Dec 9, 2011

Innovation happens at the Intersections

On December 3rd I attended part of the worldwide OpenData Hackathon, locally in Riga, Latvia.  A few dozen people were there and it was a good mix -- idea people and political activists, data analysts, and coders/hackers.  Will this mix of people and interests create a nice mix of ideas and outcomes?

Our first data set were the donations in 2010 and 2011 to various Latvian political parties from various individuals and companies.  After filtering out the smallest donations, we saw a familiar pattern -- most donors choose one party, and one party only, to donate to.  Several donors contributed to multiple parties -- spreading their bets (or "investments").  The donation pattern created a mostly hub-and-spoke network which is below. The green nodes are the parties, and the black nodes are the donors.  A black node is linked to a green node if a contribution above a certain amount was made.  Kind of a nice network for the holidays, eh?

Next we dug into the voting patterns of the Latvian parliament, the Saeima.  An early comment was that the data set would probably not show anything interesting — afterall, the parties keep a tight reign on the deputies, strongly encouraging everyone to vote similarly.  Being a long time student of social networks and emergent organization, I was not so sure.  I said, "Let's give a try and let the data speak"

Even though the data/results of each deputy vote is published on the Saeima web site, the data was not easy to extract for pattern-matching.  Raimonds Simanovskis and Jānis Baiza made a heroic effort and got the voting record data of the 11th Saeima.  Uldis Bojars ran the data through Python scripts to give us network data.

Our first few attempts at interesting visualizations were not successful.  Unfortunately the data contained many counts from procedural votes — where all deputies usually vote in the affirmative to move legislation along.  We had to filter the procedural votes out so that only the votes on substantial legislation remained. Once that was accomplished we were left with data that would expose voting patterns on important issues.  Like often in social network analysis, those who thought they knew the data, were surprised.  The deputies did not always vote as their parties instructed!  Some interesting political bedfellows emerged.  What was even more interesting where the patterns of the individual parties and where they end up on the network map.

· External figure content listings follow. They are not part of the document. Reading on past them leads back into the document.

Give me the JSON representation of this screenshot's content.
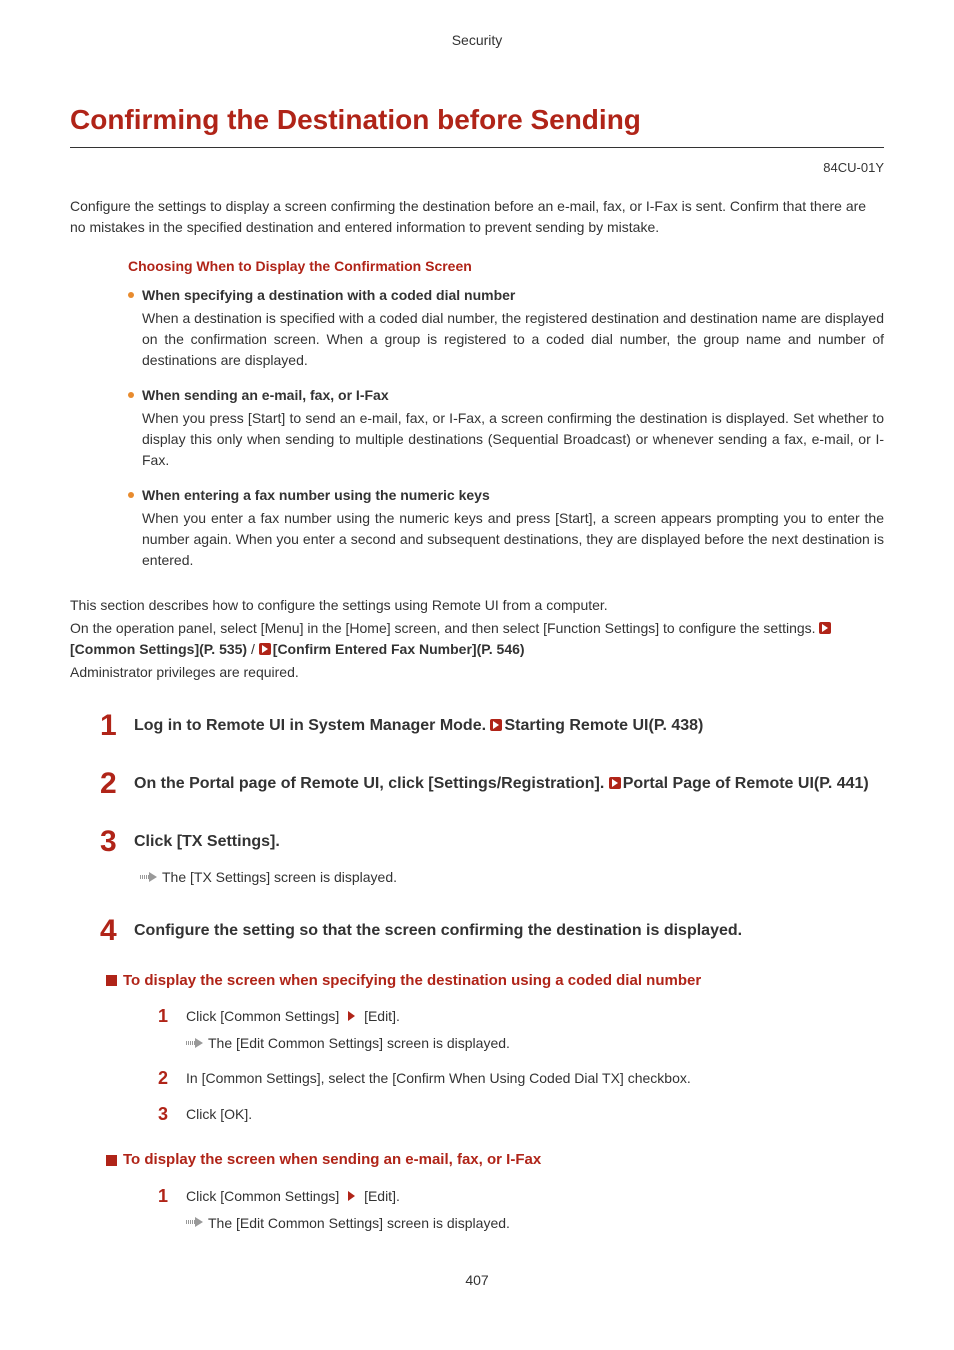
{
  "breadcrumb": "Security",
  "title": "Confirming the Destination before Sending",
  "doc_code": "84CU-01Y",
  "intro": "Configure the settings to display a screen confirming the destination before an e-mail, fax, or I-Fax is sent. Confirm that there are no mistakes in the specified destination and entered information to prevent sending by mistake.",
  "choose_title": "Choosing When to Display the Confirmation Screen",
  "bullets": [
    {
      "title": "When specifying a destination with a coded dial number",
      "body": "When a destination is specified with a coded dial number, the registered destination and destination name are displayed on the confirmation screen. When a group is registered to a coded dial number, the group name and number of destinations are displayed."
    },
    {
      "title": "When sending an e-mail, fax, or I-Fax",
      "body": "When you press [Start] to send an e-mail, fax, or I-Fax, a screen confirming the destination is displayed. Set whether to display this only when sending to multiple destinations (Sequential Broadcast) or whenever sending a fax, e-mail, or I-Fax."
    },
    {
      "title": "When entering a fax number using the numeric keys",
      "body": "When you enter a fax number using the numeric keys and press [Start], a screen appears prompting you to enter the number again. When you enter a second and subsequent destinations, they are displayed before the next destination is entered."
    }
  ],
  "settings_preface": {
    "line1": "This section describes how to configure the settings using Remote UI from a computer.",
    "line2_a": "On the operation panel, select [Menu] in the [Home] screen, and then select [Function Settings] to configure the settings. ",
    "ref1": "[Common Settings](P. 535)",
    "sep": "  /  ",
    "ref2": "[Confirm Entered Fax Number](P. 546)",
    "line3": "Administrator privileges are required."
  },
  "steps": [
    {
      "n": "1",
      "title_a": "Log in to Remote UI in System Manager Mode. ",
      "link": "Starting Remote UI(P. 438)"
    },
    {
      "n": "2",
      "title_a": "On the Portal page of Remote UI, click [Settings/Registration]. ",
      "link": "Portal Page of Remote UI(P. 441)"
    },
    {
      "n": "3",
      "title_a": "Click [TX Settings].",
      "link": "",
      "result": "The [TX Settings] screen is displayed."
    },
    {
      "n": "4",
      "title_a": "Configure the setting so that the screen confirming the destination is displayed.",
      "link": ""
    }
  ],
  "subsections": [
    {
      "title": "To display the screen when specifying the destination using a coded dial number",
      "ol": [
        {
          "n": "1",
          "text_a": "Click [Common Settings]",
          "text_b": "[Edit].",
          "result": "The [Edit Common Settings] screen is displayed."
        },
        {
          "n": "2",
          "text_a": "In [Common Settings], select the [Confirm When Using Coded Dial TX] checkbox."
        },
        {
          "n": "3",
          "text_a": "Click [OK]."
        }
      ]
    },
    {
      "title": "To display the screen when sending an e-mail, fax, or I-Fax",
      "ol": [
        {
          "n": "1",
          "text_a": "Click [Common Settings]",
          "text_b": "[Edit].",
          "result": "The [Edit Common Settings] screen is displayed."
        }
      ]
    }
  ],
  "page_number": "407"
}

We filtered the data to show the stronger, higher occurrence patterns.  The first pattern we saw was the Latvian/Russian split in the parliament.  The largely Russian Harmony Centre party was a an obvious cluster — they are the opposition party. The ruling coalition of Unity, Zatler Reform Party, and the National Alliance —all majority ethnic Latvian — formed an integrated cluster.  The remaining party, the Greens/Farmers had a choice — 1)isolation, 2)joining one of the two clusters, or 3)bridging the two clusters.  They have decided to be the bridge in the early months of the 11th Saeima.  

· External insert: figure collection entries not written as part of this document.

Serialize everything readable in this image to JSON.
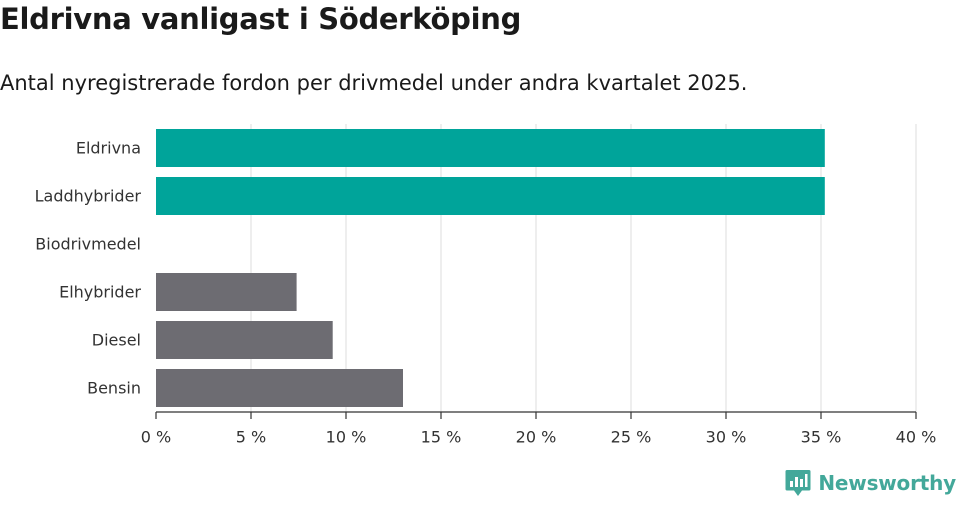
{
  "title": "Eldrivna vanligast i Söderköping",
  "subtitle": "Antal nyregistrerade fordon per drivmedel under andra kvartalet 2025.",
  "brand": {
    "name": "Newsworthy",
    "color": "#43a89a"
  },
  "colors": {
    "highlight": "#00a49a",
    "default": "#6d6c72",
    "grid": "#dcdcdc",
    "axis": "#333333"
  },
  "chart_data": {
    "type": "bar",
    "orientation": "horizontal",
    "categories": [
      "Eldrivna",
      "Laddhybrider",
      "Biodrivmedel",
      "Elhybrider",
      "Diesel",
      "Bensin"
    ],
    "values": [
      35.2,
      35.2,
      0,
      7.4,
      9.3,
      13.0
    ],
    "highlighted": [
      true,
      true,
      false,
      false,
      false,
      false
    ],
    "xlim": [
      0,
      40
    ],
    "xticks": [
      0,
      5,
      10,
      15,
      20,
      25,
      30,
      35,
      40
    ],
    "xtick_labels": [
      "0 %",
      "5 %",
      "10 %",
      "15 %",
      "20 %",
      "25 %",
      "30 %",
      "35 %",
      "40 %"
    ],
    "grid": true,
    "legend": "none",
    "xlabel": "",
    "ylabel": ""
  }
}
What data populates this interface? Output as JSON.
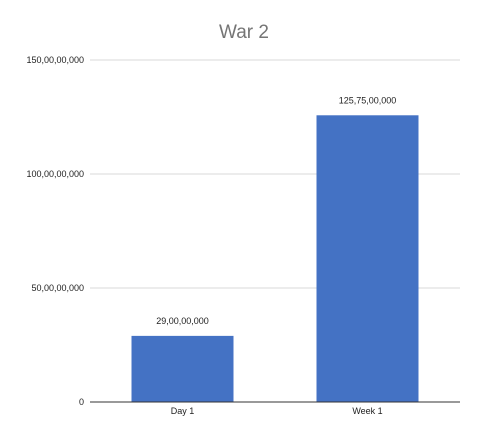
{
  "chart_data": {
    "type": "bar",
    "title": "War 2",
    "xlabel": "",
    "ylabel": "",
    "categories": [
      "Day 1",
      "Week 1"
    ],
    "values": [
      290000000,
      1257500000
    ],
    "data_labels": [
      "29,00,00,000",
      "125,75,00,000"
    ],
    "y_ticks": [
      0,
      500000000,
      1000000000,
      1500000000
    ],
    "y_tick_labels": [
      "0",
      "50,00,00,000",
      "100,00,00,000",
      "150,00,00,000"
    ],
    "ylim": [
      0,
      1500000000
    ],
    "grid": true,
    "legend": "none",
    "colors": {
      "bar": "#4472c4",
      "grid": "#d9d9d9",
      "title": "#757575",
      "text": "#222222",
      "axis": "#333333"
    }
  }
}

The network map of deputy voting patterns is below.  Two deputies are connected if they voted the same on many important pieces of legislation.  Harmony Centre are the bright red nodes on the right, the dark green nodes in the middle are the Greens/Farmers.  The darker maroon nodes are the National Alliance, the lighter purple nodes are Zatler's Reform Party and the light green nodes are Unity.  They are all colored by their branding colors.  The number of nodes shown does not add up to the total number of deputies in parliament — some of the deputies did not survive the high cutoff in this data set for number of votes.

The network map above shows the ruling coalition on the left side, with the near opposition in the center, and the far opposition on the right.  The ruling coalition and the far opposition do not have a pair of deputies voting alike.  The between party -- Greens/Farmers -- appear to be keeping the network from totally fragmenting.

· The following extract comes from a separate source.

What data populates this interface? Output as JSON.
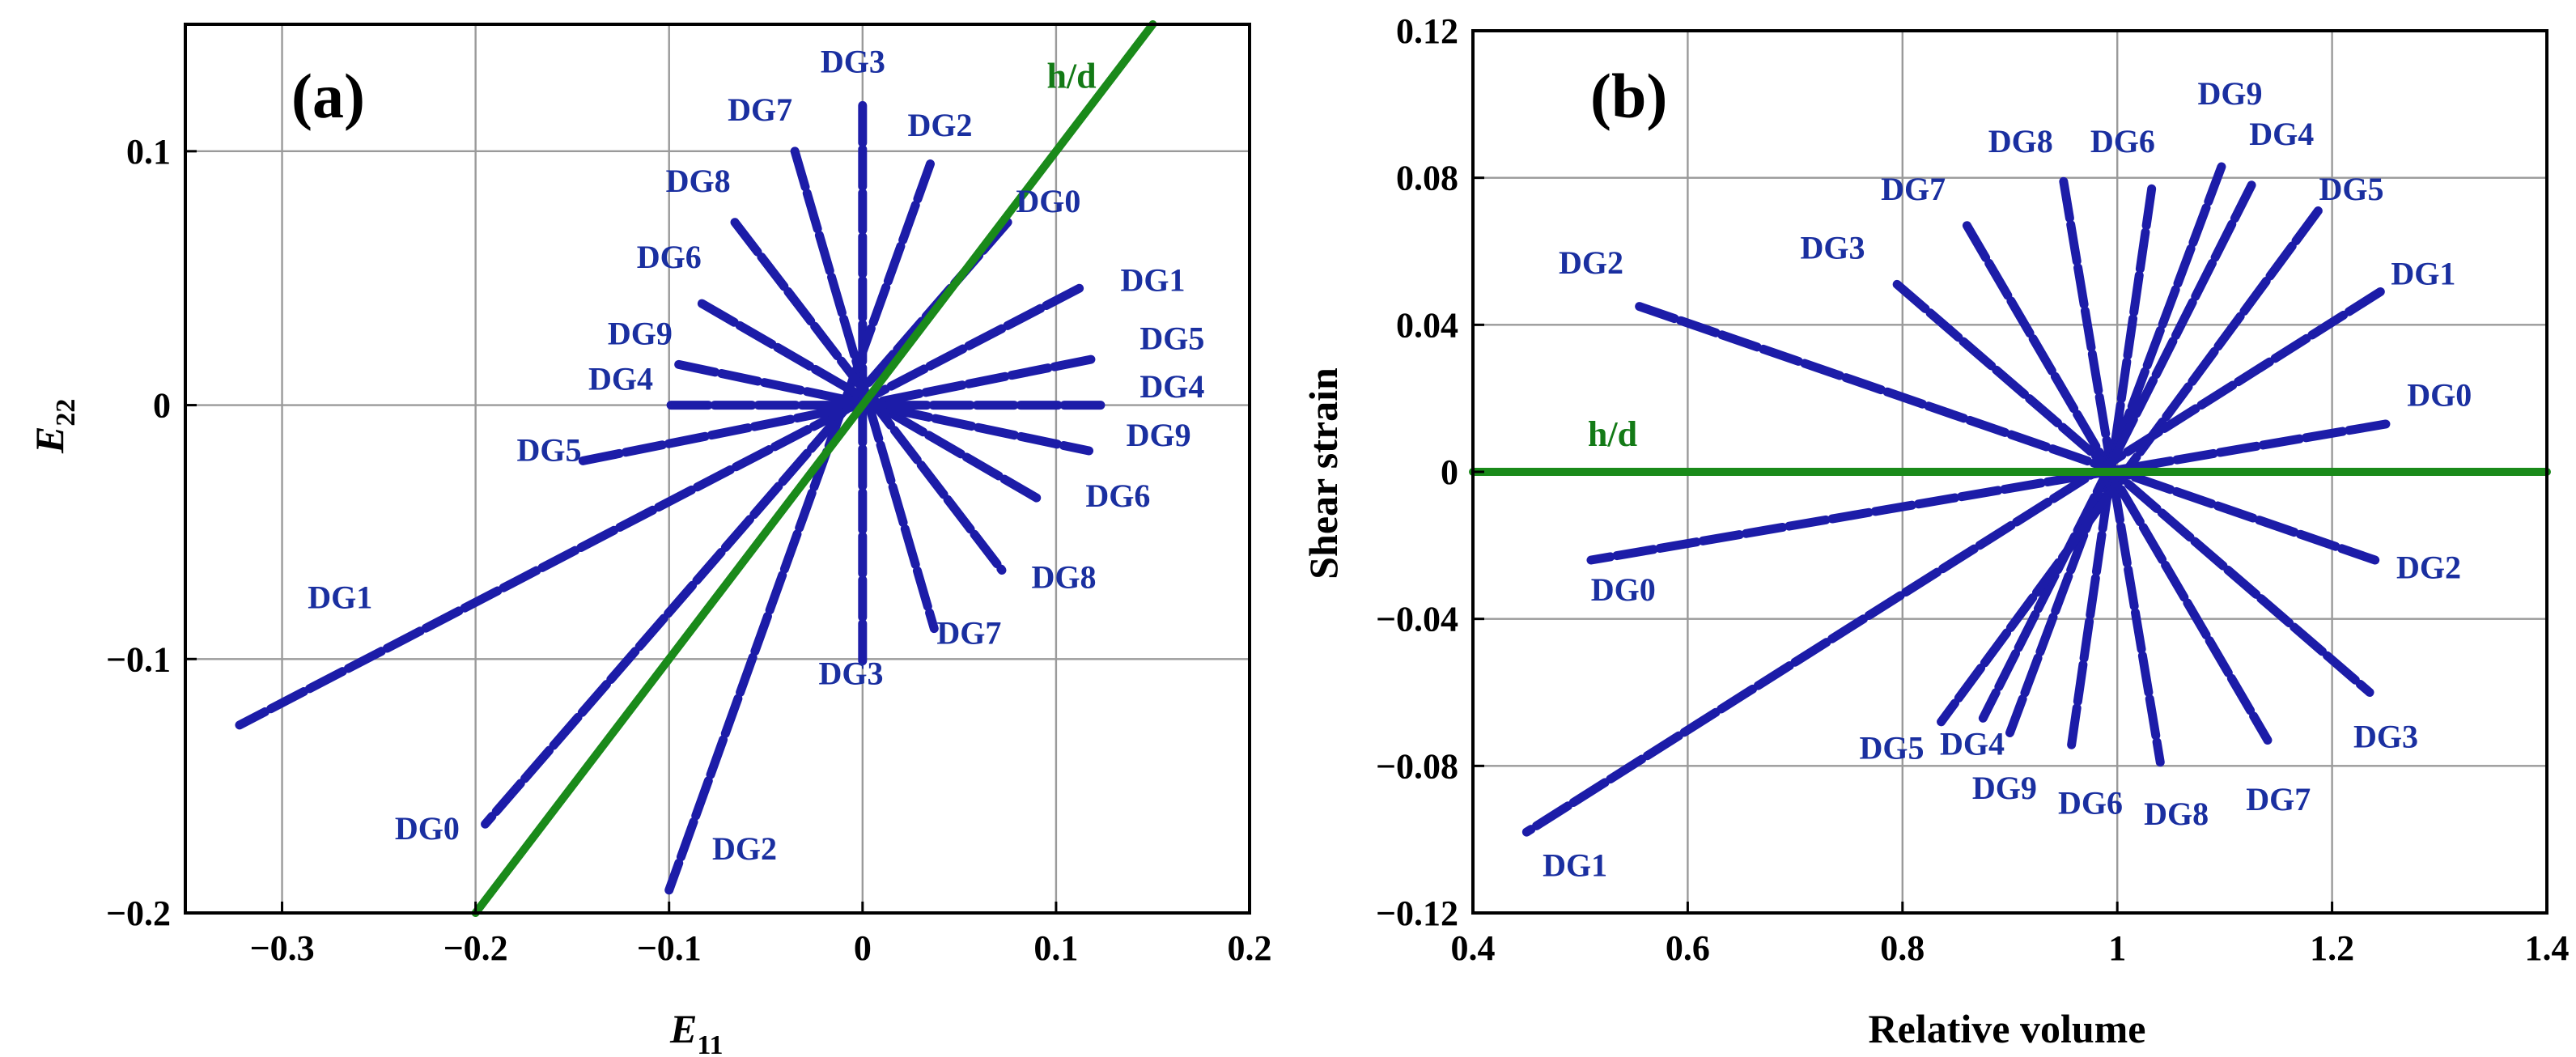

We will allow the political experts in Latvia to explain the patterns in the above network — we can provide a copy of the network map with all of the deputy names.  How will this voting pattern affect a small country coming out of a deep economic recession? I for one, am happy not to see five disconnected clusters.  The bridging ties in the above network give me hope we can work toward a better Latvia for all.

This day of open data exploration was a perfect example of how innovation happens at the intersections!  People of different skills, perspectives, knowledge and goals came together around open government data and at the end of the day had formed an emergent network that was connected and moving forward, yet was not subverting individual talents and goals.  Like I always say:  Connect on your similarities and benefit from your differences!  

Maybe this mantra will play out in the Saeima also?